20 Mart 2021 Cumartesi

on soruluk sohbetler 31: murat ali cengiz

Performans sanatçısı Marina Abramović ve kurucusu olduğu Marina Abramović Enstitüsü’nün (MAI) Sakıp Sabancı Müzesi’nde 31 Ocak 2020’de açılan Akış / Flux sergisi pandemi nedeniyle uzun bir süre kapalı kaldı, daha sonra alınan önlemlerle, lakin insanların bir mekanda toplanmaya ve bir topluluk oluşturmaya daha temkinli yaklaştığı bir dönemde yeniden ziyarete açıldı. Sergide Abramović’in performanslarının dokümantasyonlarının yer aldığı ana bölüme eşlik eden canlı performans programına, yapılan açık çağrı sonrasında Türkiye’den 12 sanatçı davet edildi. Biz de sergide hem pandemi öncesi hem de pandemi esnasında ‘canlı’ performansları ile yer almış bu sanatçılarla On soruluk sohbetler serimize devam ediyor ve sıradaki sohbetimizde, Müzisyensiz Bölge performansını gerçekleştiren Murat Ali Cengiz’i misafir ediyoruz. Murat Ali Cengiz’in performansını müze ortamında deneyimleme fırsatını kaçıranlar, evlerinden Sabancı Müzesi'nin hazırladığı Müzisyensiz Bölge kolajından işe dair fikir edinebilirler.


Performansın/müziğin özü sizce nedir? Performansı/müziği günümüzde nasıl tanımlarsınız?
Bu konuyu, performans ve müziğin kesiştiği noktadan ele alırsak, bence ikisinin de özü yapıldıkları ana ait olmaları. Performans sanatçıları olarak (ki buna bence müziği de katmak gerekir), kendi önceden hazırladığımız malzemeleri tekrar tekrar farklı mekanlarda sunmak durumunda kalsak da, bu sunumların hepsi o anın getirdiği farklı etkenlerle şekillenip değer buluyor. 

Sanatın dönüştürücü gücüne inanıyor musunuz? Nasıl?
Tabii. Sanatın en büyük gücü, yoğun bir duyguyu ifade etmeyi hakkıyla başardığımızda, bu duygunun seyircilere kolaylıkla geçmesi. Etkili bir performans ardından kafanızı enstrümanınızdan kaldırıp dinleyicilere baktığınızda, herkesin sizinle aynı frekansta olduğunu gözlemlemek belki de sanatın en ödüllendirici yanı.

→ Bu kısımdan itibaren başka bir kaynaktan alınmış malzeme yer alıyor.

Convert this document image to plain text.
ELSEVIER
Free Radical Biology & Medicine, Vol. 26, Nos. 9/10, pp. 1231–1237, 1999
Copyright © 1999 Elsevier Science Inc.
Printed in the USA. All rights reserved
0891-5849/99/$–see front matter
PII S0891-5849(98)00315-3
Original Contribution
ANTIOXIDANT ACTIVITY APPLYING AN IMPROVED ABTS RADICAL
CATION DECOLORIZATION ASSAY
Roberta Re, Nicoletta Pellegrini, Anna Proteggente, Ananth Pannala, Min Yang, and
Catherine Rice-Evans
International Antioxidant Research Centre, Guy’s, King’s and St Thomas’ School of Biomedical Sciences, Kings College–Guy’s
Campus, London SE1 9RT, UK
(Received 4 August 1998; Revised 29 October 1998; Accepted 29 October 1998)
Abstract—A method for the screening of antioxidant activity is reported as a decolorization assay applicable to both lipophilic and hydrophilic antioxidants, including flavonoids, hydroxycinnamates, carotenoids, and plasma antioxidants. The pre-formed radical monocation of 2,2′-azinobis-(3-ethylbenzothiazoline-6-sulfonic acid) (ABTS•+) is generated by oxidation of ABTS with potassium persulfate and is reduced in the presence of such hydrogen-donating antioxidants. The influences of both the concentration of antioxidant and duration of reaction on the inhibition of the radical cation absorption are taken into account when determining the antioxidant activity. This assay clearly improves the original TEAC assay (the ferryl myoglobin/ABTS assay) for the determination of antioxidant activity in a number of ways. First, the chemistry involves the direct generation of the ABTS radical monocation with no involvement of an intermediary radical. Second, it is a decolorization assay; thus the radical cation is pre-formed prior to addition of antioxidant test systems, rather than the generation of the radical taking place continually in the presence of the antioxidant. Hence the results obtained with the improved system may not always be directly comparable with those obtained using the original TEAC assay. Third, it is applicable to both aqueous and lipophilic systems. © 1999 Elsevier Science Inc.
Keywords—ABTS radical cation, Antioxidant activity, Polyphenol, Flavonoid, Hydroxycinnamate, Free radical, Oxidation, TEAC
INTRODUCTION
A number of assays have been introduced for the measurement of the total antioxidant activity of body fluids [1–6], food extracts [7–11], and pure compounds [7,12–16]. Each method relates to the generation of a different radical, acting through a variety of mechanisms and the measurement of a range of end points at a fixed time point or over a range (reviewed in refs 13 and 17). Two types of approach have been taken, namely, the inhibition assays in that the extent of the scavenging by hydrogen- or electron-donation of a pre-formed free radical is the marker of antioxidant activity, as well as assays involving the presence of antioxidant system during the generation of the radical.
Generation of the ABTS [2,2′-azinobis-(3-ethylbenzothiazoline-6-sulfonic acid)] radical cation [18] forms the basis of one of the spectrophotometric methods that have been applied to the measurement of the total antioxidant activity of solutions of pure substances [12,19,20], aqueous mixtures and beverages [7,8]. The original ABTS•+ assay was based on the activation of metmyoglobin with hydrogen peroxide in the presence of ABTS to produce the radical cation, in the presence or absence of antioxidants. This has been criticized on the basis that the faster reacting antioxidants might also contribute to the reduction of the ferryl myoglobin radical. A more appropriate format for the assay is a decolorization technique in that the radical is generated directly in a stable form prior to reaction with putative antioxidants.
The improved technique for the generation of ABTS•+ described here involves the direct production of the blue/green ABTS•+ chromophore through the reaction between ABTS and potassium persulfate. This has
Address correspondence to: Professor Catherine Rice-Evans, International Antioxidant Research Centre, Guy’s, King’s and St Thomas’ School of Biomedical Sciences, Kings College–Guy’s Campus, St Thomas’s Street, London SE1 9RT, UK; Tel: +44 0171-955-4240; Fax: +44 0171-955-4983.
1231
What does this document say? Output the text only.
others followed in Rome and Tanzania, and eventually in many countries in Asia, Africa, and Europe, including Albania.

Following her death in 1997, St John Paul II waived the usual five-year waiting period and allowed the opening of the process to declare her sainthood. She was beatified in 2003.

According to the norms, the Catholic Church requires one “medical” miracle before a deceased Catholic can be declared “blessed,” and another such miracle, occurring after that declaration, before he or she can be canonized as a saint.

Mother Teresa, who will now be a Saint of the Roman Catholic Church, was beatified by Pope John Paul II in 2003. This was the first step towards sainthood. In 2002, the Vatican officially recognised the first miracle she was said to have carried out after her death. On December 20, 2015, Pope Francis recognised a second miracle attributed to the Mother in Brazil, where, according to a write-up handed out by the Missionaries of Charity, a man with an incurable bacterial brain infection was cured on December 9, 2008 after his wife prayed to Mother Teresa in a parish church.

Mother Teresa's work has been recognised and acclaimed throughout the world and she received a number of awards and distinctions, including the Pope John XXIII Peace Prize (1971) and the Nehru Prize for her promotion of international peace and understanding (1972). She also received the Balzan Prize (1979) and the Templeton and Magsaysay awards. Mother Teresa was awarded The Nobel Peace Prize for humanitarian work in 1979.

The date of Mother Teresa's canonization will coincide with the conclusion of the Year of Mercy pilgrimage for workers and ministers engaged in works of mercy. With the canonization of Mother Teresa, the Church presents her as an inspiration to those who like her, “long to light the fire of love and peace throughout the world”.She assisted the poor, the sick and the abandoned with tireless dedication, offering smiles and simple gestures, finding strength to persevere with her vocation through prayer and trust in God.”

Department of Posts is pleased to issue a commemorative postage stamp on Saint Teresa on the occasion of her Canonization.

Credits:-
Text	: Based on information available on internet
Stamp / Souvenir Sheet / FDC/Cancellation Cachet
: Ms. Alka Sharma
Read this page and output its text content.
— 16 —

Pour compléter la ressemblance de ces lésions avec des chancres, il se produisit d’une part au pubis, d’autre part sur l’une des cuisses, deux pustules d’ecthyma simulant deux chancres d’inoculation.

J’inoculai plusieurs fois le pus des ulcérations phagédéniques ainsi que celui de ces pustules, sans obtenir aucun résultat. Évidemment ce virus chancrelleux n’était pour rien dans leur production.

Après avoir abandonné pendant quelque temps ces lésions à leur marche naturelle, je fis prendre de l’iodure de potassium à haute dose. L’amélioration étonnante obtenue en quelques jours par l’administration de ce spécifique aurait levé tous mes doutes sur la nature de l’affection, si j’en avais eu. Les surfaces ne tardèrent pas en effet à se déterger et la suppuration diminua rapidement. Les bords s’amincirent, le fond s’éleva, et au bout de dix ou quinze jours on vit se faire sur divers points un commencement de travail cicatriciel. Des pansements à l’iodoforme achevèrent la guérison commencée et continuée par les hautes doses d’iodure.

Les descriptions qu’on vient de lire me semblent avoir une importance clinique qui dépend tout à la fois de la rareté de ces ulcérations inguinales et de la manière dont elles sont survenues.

Size ilham verdiğini düşündüğünüz birileri var mı, varsa kimler?
Bu soruya son birkaç seneki tecrübelerimi düşünerek cevap verirsem, özellikle Bert van den Brink’in üstümde çok büyük etkisi olduğunu söyleyebilirim. Görme engelli bir piyanist olarak bana dinlemeyi, duymayı, müziğin organizasyondan öte ses spektrumlarından oluştuğunu öğreten çok usta bir müzisyendir.  

Bir iş üretirken hangi kaynaklardan beslenir, nelerden ilham alırsınız? Rüyalarınızın işlerinize etkisi olur mu?
İlham almaktan söz edecek olursak, bu benim için genellikle rüyalar sırasında değil, sabah uyanır uyanmaz oluyor. Kalktığım zaman geçirdiğim o ilk bir saat içinde beynim bir şekilde farklı çalışıyor ve normalde aklıma gelmeyecek garip fikirlere ulaşıyorum.

Eğer zaten halihazırda bir adı yoksa, üzerinde çalışmakta olduğunuz yapıta adını vermeye ne zaman karar verirsiniz?
Çoğu zaman önce adını vererek başlıyorum çalıştığım şeye. İsimler fazlasıyla içerik tanımlayan şeyler, bu şekilde içini doldurmak daha kolay oluyor.